Thursday, July 1, 2010

Green Zone (2010)


Frustrated by constantly coming up empty at possible WMD sites, warrant officer Roy Miller (Matt Damon) begins investigating the source behind their intel. Though just as he begins, Miller quickly finds out there's far more going on than meets the eye.

Let's be honest, I think the American public have made it rather clear that no matter how much you amp up the action, and names, most are not interested in dealing with Iraq, or Afghanistan, anymore than necessary. It's not aided much when the film you're trying to sell them covers ground so tread on it literally sinks several feet below the surrounding territory.

So if you're going to go that route you know you're going to have to try and give them something they haven't seen before. Green Zone, for all intensive purposes, doesn't.

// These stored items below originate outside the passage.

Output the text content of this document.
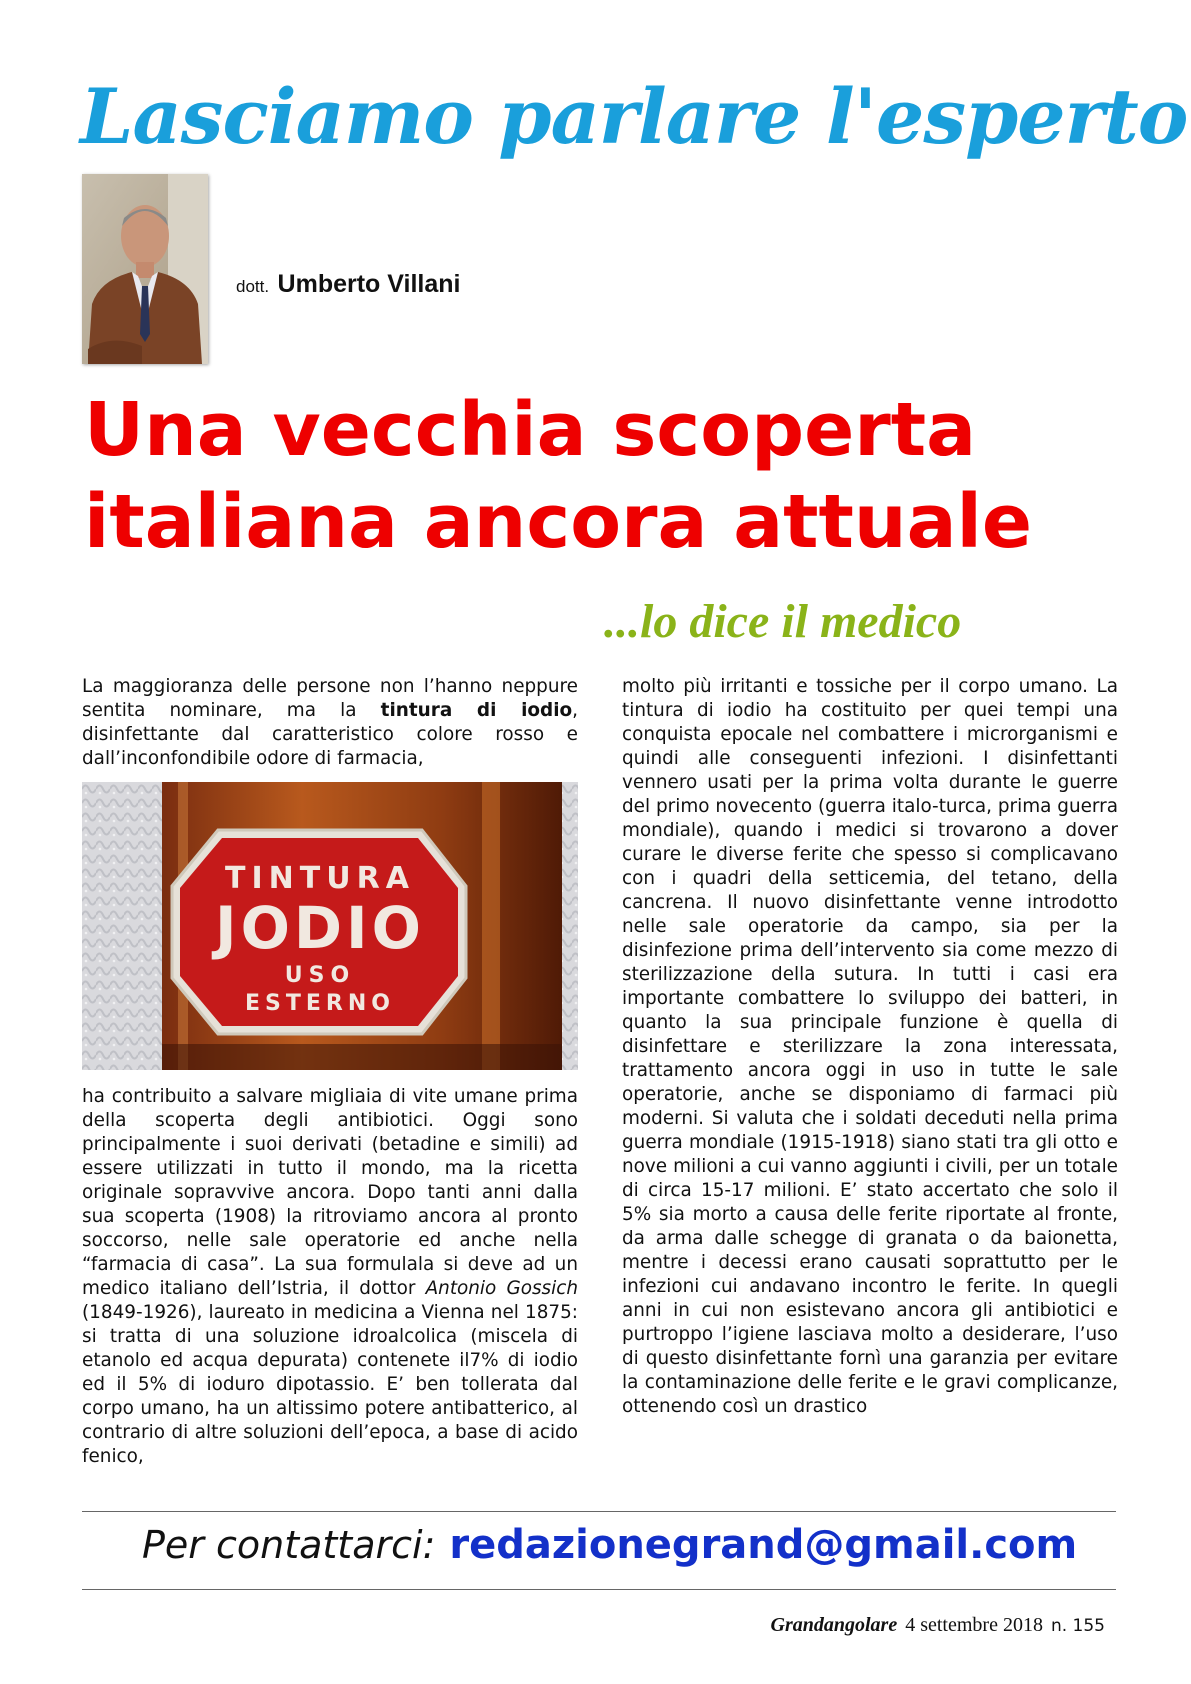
Lasciamo parlare l'esperto
dott. Umberto Villani
Una vecchia scoperta
italiana ancora attuale
...lo dice il medico

La maggioranza delle persone non l’hanno neppure sentita nominare, ma la tintura di iodio, disinfettante dal caratteristico colore rosso e dall’inconfondibile odore di farmacia,

TINTURA
JODIO
USO
ESTERNO

ha contribuito a salvare migliaia di vite umane prima della scoperta degli antibiotici. Oggi sono principalmente i suoi derivati (betadine e simili) ad essere utilizzati in tutto il mondo, ma la ricetta originale sopravvive ancora. Dopo tanti anni dalla sua scoperta (1908) la ritroviamo ancora al pronto soccorso, nelle sale operatorie ed anche nella “farmacia di casa”. La sua formulala si deve ad un medico italiano dell’Istria, il dottor Antonio Gossich (1849-1926), laureato in medicina a Vienna nel 1875: si tratta di una soluzione idroalcolica (miscela di etanolo ed acqua depurata) contenete il7% di iodio ed il 5% di ioduro dipotassio. E’ ben tollerata dal corpo umano, ha un altissimo potere antibatterico, al contrario di altre soluzioni dell’epoca, a base di acido fenico,

molto più irritanti e tossiche per il corpo umano. La tintura di iodio ha costituito per quei tempi una conquista epocale nel combattere i microrganismi e quindi alle conseguenti infezioni. I disinfettanti vennero usati per la prima volta durante le guerre del primo novecento (guerra italo-turca, prima guerra mondiale), quando i medici si trovarono a dover curare le diverse ferite che spesso si complicavano con i quadri della setticemia, del tetano, della cancrena. Il nuovo disinfettante venne introdotto nelle sale operatorie da campo, sia per la disinfezione prima dell’intervento sia come mezzo di sterilizzazione della sutura. In tutti i casi era importante combattere lo sviluppo dei batteri, in quanto la sua principale funzione è quella di disinfettare e sterilizzare la zona interessata, trattamento ancora oggi in uso in tutte le sale operatorie, anche se disponiamo di farmaci più moderni. Si valuta che i soldati deceduti nella prima guerra mondiale (1915-1918) siano stati tra gli otto e nove milioni a cui vanno aggiunti i civili, per un totale di circa 15-17 milioni. E’ stato accertato che solo il 5% sia morto a causa delle ferite riportate al fronte, da arma dalle schegge di granata o da baionetta, mentre i decessi erano causati soprattutto per le infezioni cui andavano incontro le ferite. In quegli anni in cui non esistevano ancora gli antibiotici e purtroppo l’igiene lasciava molto a desiderare, l’uso di questo disinfettante fornì una garanzia per evitare la contaminazione delle ferite e le gravi complicanze, ottenendo così un drastico

Per contattarci: redazionegrand@gmail.com
Grandangolare 4 settembre 2018 n. 155
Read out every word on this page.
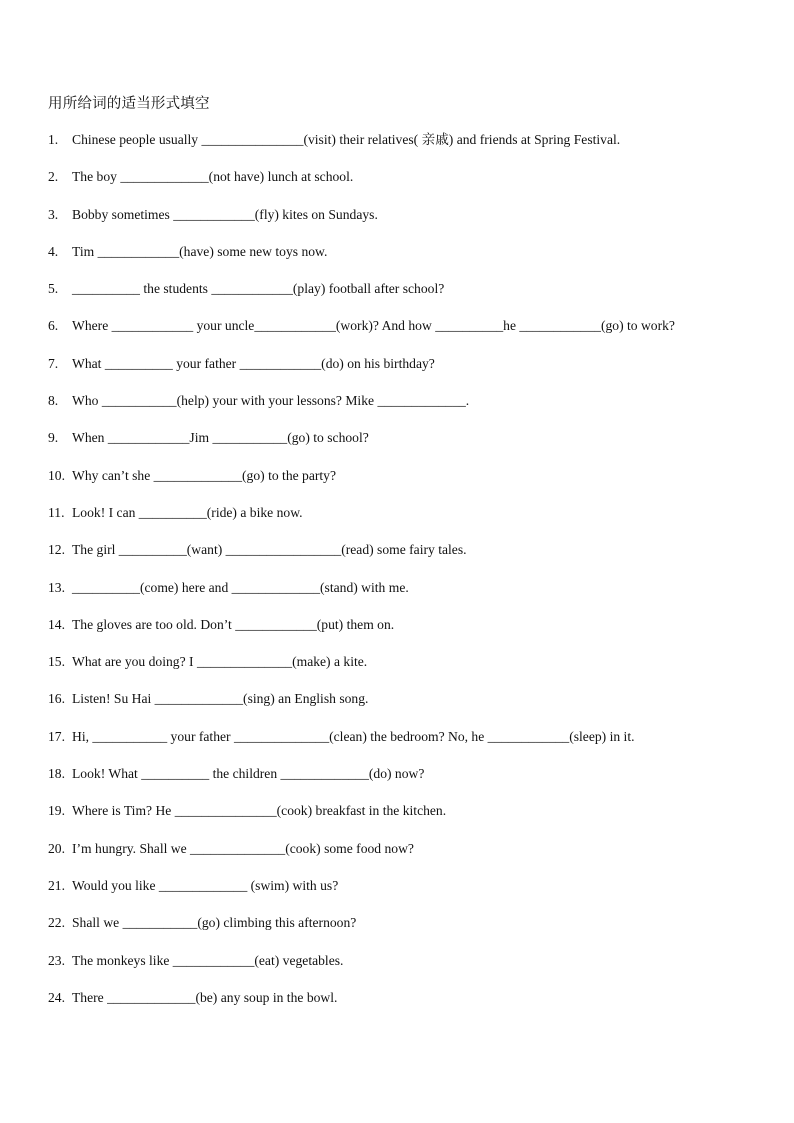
用所给词的适当形式填空
1. Chinese people usually _______________(visit) their relatives( 亲戚) and friends at Spring Festival.
2. The boy _____________(not have) lunch at school.
3. Bobby sometimes ____________(fly) kites on Sundays.
4. Tim ____________(have) some new toys now.
5. __________ the students ____________(play) football after school?
6. Where ____________ your uncle____________(work)? And how __________he ____________(go) to work?
7. What __________ your father ____________(do) on his birthday?
8. Who ___________(help) your with your lessons? Mike _____________.
9. When ____________Jim ___________(go) to school?
10. Why can’t she _____________(go) to the party?
11. Look! I can __________(ride) a bike now.
12. The girl __________(want) _________________(read) some fairy tales.
13. __________(come) here and _____________(stand) with me.
14. The gloves are too old. Don’t ____________(put) them on.
15. What are you doing? I ______________(make) a kite.
16. Listen! Su Hai _____________(sing) an English song.
17. Hi, ___________ your father ______________(clean) the bedroom? No, he ____________(sleep) in it.
18. Look! What __________ the children _____________(do) now?
19. Where is Tim? He _______________(cook) breakfast in the kitchen.
20. I’m hungry. Shall we ______________(cook) some food now?
21. Would you like _____________ (swim) with us?
22. Shall we ___________(go) climbing this afternoon?
23. The monkeys like ____________(eat) vegetables.
24. There _____________(be) any soup in the bowl.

What it does do is tie a plot together with the thinnest of strings and hopes to hell you don't pull anymore. Constantly trying to keep you on your feet with the Greengrass super shakey cam, while presenting you with decent action scenes, some discussion on the morality of war, and a few "evil" characters to dislike.

Imagine The Hurt Locker, minus the character, plus a lot more running. Sure there's an intensity to the situation, and sure there's a sentiment of heart to the story, but it's all for not if you can't bring it together. Greengrass, Helgeland, and company don't. Trying so hard to make the film bigger than it is, while avoiding any real attack, they manage to get a passable effort by, without anything for the viewer to bite into.

It's hollow in its best moments, and it never escapes that restraint. Pushing itself to give more action, more politics, the film just waddles until the end. An end that most of us could call for more than a half hour in. I admire for what it tries to do, wants to present, and mean to the viewer. But like a bad salesman it presents you with all the sidestory, and not the product. Hoping that by glossing it over with sentiments of morality, and an "all American" lead, you'll accept the end, regardless of how it gets you there.

Despite the best of intentions, Green Zone quickly loses sight of its own goal, and spends the rest of the film trying to get back there. Stuck in the muddy waters of cliche characters, uninspired plot points, and generic sequences meant to dazzle. While at the same time trying to push a message, it simply doesn't have the depth to back up.

9 better thoughts:

Dan (Top10Films) said...

Bit of a shame. I haven't seen this but I was one of the few who didn't think much of the Bourne series. So this doesn't come as a suprise.

Candice Frederick said...

really?? i liked this movie MUCH better than the hurt locker (which i have yet to understand the buzz about).

TheAnswerMVP2001 said...

I have no opinion on this one because Netflix hasn't released it for rent yet... am I beginning to sound like a broken record yet?

TS Hendrik said...

I had intended to watch it but the further I got away from it's theatrical release, the less interest I had in it. Still I'll probably give it a whirl when it hits cable.

Andrew: Encore Entertainment said...

Hmmm, really have to disagree on this. Perhaps it doesn't irk me because I'm not American and have little interest in the Iraqi/American dynamic. Still, on the basest of levels the movie works well, and with its intentions it seems a bit more profound. A bit journalistic, but well intentioned at least.

Danny King said...

I agree with you that this film doesn't delve into its characters as well as "The Hurt Locker" does, but "Green Zone" had a lot of the same feeling of suspense for me. I was surprised at how gripped I was for the entire running time.

Univarn said...

@Dan well it seems I'm in the minority on this one, though I do love the Bourne films.

@Candice That's because you have horrible taste in movies :P. I kid I kid. I enjoy characters blended with action, and Hurt Locker just nailed that aspect for me.

@TS I'd say it's a good cable viewing.

@Andrew I'd agree its "intentions" are profound, I just think it falls about 5 miles short of hitting it. All the pieces are there, there's just nothing to support it. The story is a 10 minute piece dragged out for 2 hours of high intensity running.

@Danny I don't think many modern directors handle tension as well as Greengrass, but to me this was a misguided effort from the get-go. Too many places it wants to be, no patience to get there, and so it just settles.

Lemmy Caution said...

I'd seen many glowing reviews of this flick. Watched it the other day and was underwhelmed. The whole thing was familiar and fairly generic. Quite frankly, it made me want to watch The Hurt Locker again.

Dan said...

Having now seen the film I totally agree with your review. I'm beginning to think Greengrass is rather overrated. He has technical flair but, as you say, the film lacks character or depth. The story is based on something everybody knows already so it isn't like some big expose or anything, and with the likes of The Hurt Locker and other, much better films about Iraq out there (Three Kings), Green Zone is destined to sink quietly into the background.